If however you absolutely have to have Excel files, then why not use VBA which is built into Excel.
If you are still instisting on doing thing the hard way, then you would need to import each datafile - i.e. write a datastep import for each. Then you could run a proc compare, or data merge, then output the result to Excel again.
Seriously though, if you do things correctly and use a database, then the audit trail from the database will tell you what has changed, all the above is just additional work for no gain. There are also Excel file compare programs available for free online.
05-29-2015 12:45 PM
Thanks. I imported my two files and used proc compare. How do I export the observations that are different? There is a warning message in my log that correctly states there are 156 observations in one data set but not the other. I cannot figure out how to export these 156 observations.
05-29-2015 01:20 PM
The proc compare has many options: https://support.sas.com/documentation/cdl/en/proc/61895/HTML/default/viewer.htm#a002473377.htm
One of those is to create an output dataset with differences. You can then export that dataset.
From my side though I would find it easier to identify id variables, then merge the two datasets by those variables. Then output the results.
05-29-2015 04:24 PM
I would like to be able to export only those rows of data that are in the new file but not the old. Maybe this is not possible.
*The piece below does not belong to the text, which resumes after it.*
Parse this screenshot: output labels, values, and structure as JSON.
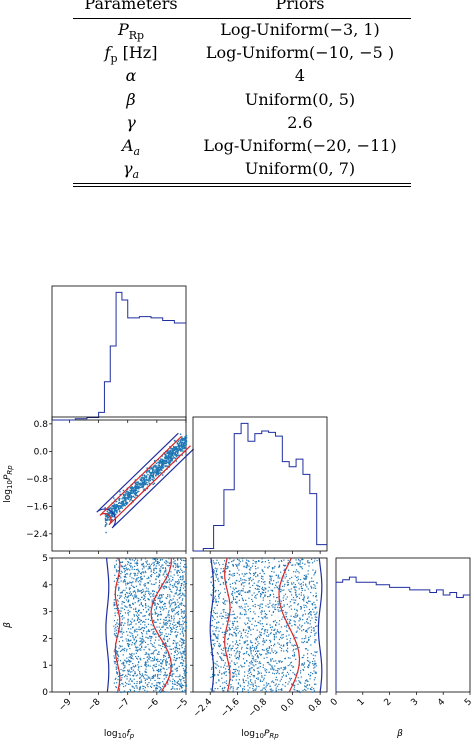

I'm new to this and am not sure what I'm doing so thanks for your patience.
proc compare base=old compare=new outdif out=result;
I'm not for sure exactly what my table named result is showing me, but it's definitely not the new rows of data.
05-29-2015 05:02 PM
Proc compare basically does a row by row comparison. If the two sets are in a different order then then you get lots of differences.
To effectively use Proc compare for what I think you are doing you may need to sort both datasets by the same variables. If there isn't an obvious set of variables that will uniquely identify a record, this may mean sorting by practically every variable in the data.
Or possibly this might work:
create table want as
select * from table2
select * from table1;
Where table2 is the set name of the new file. If the variables differ, not of the same type with the same name or different numbers of variables this may not work though.